Korea selatan: diversifikasi atau tidak

Seperti yang saya melaporkan pekan lalu, seorang pejabat tinggi di Bank Sentral Korea Selatan mengumumkan akhir dari organisasi rutin intervensi di pasar mata uang. Resmi komentar yang dikirim dolar terguncang, karena investor takut penurunan yang signifikan dalam permintaan di masa mendatang untuk US Treasury securities. Bank Sentral membuat komentar serupa bulan lalu, hanya untuk menarik mereka di kemudian hari dalam seminggu.
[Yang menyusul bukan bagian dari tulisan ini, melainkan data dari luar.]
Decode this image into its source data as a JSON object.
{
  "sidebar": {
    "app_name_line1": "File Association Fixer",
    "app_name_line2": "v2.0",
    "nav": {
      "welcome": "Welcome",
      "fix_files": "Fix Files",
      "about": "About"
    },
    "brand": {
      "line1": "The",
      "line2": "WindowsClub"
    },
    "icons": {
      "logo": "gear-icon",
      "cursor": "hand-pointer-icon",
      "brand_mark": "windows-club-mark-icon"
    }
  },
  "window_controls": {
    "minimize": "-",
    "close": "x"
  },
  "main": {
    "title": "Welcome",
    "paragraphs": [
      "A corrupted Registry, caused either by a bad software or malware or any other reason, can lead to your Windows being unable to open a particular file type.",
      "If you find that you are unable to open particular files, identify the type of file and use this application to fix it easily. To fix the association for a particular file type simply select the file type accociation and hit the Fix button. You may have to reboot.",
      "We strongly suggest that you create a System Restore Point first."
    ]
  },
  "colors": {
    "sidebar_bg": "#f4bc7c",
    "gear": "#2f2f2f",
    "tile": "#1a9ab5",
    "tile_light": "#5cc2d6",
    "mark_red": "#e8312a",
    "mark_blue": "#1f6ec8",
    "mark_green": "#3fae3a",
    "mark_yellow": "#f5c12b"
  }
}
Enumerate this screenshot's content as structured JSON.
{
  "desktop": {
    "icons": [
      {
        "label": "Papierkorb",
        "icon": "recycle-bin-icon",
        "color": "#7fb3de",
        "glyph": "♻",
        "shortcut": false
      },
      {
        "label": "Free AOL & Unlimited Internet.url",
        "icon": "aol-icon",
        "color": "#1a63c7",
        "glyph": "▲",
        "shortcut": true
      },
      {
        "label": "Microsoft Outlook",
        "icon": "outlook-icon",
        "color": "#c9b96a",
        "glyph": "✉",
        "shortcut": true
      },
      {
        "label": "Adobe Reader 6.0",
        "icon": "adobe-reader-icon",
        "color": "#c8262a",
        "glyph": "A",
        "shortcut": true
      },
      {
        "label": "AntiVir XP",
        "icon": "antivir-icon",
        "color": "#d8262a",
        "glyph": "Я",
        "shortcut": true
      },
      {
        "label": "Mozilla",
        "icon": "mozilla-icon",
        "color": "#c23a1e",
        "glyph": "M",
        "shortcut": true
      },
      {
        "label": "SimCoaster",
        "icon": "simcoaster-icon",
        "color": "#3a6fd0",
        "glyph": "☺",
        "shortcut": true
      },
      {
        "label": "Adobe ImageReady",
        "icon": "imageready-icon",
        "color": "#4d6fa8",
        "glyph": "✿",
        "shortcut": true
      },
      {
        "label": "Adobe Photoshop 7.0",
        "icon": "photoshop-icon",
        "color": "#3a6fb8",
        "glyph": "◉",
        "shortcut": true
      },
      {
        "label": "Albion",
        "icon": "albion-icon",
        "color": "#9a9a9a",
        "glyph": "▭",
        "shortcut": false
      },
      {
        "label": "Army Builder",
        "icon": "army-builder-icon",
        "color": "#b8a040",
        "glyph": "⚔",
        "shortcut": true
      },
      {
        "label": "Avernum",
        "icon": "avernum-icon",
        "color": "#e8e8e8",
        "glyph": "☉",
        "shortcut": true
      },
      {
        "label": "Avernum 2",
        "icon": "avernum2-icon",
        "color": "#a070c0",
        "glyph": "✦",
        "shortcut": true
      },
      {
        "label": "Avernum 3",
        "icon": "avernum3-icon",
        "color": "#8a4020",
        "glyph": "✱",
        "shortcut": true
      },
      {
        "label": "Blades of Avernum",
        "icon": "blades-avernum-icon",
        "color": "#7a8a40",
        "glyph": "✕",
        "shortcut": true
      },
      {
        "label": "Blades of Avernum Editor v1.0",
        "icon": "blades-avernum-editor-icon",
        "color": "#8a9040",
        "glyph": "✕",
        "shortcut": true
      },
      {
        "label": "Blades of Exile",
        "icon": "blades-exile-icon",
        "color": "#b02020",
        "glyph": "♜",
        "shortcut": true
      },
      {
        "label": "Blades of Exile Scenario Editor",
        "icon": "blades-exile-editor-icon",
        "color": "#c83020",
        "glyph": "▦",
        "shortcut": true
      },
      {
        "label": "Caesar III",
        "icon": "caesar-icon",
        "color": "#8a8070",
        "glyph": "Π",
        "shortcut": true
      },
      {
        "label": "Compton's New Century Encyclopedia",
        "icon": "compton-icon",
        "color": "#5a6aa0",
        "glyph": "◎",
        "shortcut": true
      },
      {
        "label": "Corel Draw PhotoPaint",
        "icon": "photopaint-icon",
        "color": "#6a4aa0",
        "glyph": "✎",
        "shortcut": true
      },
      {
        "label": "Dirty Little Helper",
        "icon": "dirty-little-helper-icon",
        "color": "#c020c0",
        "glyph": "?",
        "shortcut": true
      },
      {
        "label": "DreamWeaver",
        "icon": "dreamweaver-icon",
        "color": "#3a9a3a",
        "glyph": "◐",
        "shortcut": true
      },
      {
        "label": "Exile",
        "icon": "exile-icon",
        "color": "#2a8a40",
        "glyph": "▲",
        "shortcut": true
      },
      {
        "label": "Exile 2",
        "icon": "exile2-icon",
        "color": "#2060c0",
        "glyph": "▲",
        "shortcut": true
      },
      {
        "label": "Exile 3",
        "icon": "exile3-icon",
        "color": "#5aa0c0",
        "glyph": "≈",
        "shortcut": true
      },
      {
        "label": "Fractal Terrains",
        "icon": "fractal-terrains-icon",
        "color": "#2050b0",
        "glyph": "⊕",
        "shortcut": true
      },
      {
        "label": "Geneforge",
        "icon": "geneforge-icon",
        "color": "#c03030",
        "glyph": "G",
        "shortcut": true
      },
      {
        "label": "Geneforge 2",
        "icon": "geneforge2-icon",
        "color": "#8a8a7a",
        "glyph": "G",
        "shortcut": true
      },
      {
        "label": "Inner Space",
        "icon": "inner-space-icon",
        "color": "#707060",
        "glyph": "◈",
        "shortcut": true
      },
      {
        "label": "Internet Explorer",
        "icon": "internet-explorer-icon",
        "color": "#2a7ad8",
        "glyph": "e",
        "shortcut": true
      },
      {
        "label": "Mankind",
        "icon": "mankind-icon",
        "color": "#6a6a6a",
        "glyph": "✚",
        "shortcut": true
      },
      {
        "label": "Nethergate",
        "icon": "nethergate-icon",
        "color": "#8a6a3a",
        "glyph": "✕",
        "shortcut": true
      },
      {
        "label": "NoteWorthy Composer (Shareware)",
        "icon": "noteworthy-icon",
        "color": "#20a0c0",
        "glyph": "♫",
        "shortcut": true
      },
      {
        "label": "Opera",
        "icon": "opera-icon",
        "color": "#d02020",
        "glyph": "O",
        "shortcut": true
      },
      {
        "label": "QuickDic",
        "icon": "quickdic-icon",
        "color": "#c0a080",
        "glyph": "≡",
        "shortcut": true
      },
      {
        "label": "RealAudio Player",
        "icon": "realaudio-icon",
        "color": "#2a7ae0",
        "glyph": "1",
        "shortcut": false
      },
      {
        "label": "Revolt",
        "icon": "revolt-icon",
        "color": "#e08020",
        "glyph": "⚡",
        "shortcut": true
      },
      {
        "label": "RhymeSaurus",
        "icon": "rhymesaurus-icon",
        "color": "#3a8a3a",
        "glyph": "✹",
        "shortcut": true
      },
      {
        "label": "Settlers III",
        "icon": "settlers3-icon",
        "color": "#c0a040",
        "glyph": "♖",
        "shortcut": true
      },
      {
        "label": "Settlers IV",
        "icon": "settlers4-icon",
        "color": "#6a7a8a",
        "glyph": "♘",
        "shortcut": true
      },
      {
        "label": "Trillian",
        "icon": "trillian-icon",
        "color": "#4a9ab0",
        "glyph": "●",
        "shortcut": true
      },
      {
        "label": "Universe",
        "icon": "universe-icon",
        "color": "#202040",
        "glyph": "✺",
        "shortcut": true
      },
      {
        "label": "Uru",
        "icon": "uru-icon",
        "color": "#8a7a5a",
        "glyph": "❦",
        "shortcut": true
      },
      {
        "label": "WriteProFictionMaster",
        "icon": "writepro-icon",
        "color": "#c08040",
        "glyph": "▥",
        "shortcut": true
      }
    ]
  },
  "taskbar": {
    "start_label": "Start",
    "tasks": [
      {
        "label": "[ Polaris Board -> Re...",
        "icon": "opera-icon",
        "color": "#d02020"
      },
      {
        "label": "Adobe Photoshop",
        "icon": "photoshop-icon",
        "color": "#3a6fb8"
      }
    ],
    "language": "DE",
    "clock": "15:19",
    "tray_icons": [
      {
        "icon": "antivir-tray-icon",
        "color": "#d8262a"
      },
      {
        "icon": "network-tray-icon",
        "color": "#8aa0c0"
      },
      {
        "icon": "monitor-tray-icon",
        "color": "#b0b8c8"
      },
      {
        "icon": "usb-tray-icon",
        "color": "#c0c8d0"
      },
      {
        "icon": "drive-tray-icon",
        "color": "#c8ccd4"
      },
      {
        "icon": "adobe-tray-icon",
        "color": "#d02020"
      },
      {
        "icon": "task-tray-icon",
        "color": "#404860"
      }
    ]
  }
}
Sekali lagi, Bank Sentral telah keliru: itu tidak akan berhenti membeli obligasi AS, dalam upaya untuk mencegah Tidak dari menguat terlalu cepat. Rupanya, komentar pejabat tersebut telah "menyimpang" oleh Financial Times, yang awalnya dilaporkan pengembangan. Untuk membuktikan niat yang tulus, Korea Selatan segera membeli bundle dari US treasury notes. Pengumuman dan selanjutnya penolakan tidak perkembangan yang signifikan, di dalam dan dari diri mereka sendiri. Apa yang lebih menarik adalah cara di mana para pedagang mata uang menanggapi berita tersebut, tanpa terlebih dahulu berhenti untuk mempertanyakan keasliannya. Mungkin, hal ini membuktikan bahwa investor tidak yakin tentang dolar di masa depan. The Wall Street Journal melaporkan:

Tapi di luar sengketa adalah bagaimana gelisah pasar mata uang telah berubah - dan betapa inginnya banyak pedagang untuk menarik pelatuk - pada setiap berita atau pasar talk yang terkait dengan bank Sentral di Asia dan China Yuan revaluasi. "Pasar telah menjadi sangat sensitif terhadap tema-tema ini sekarang," kata seorang direktur dari Barclays Capital.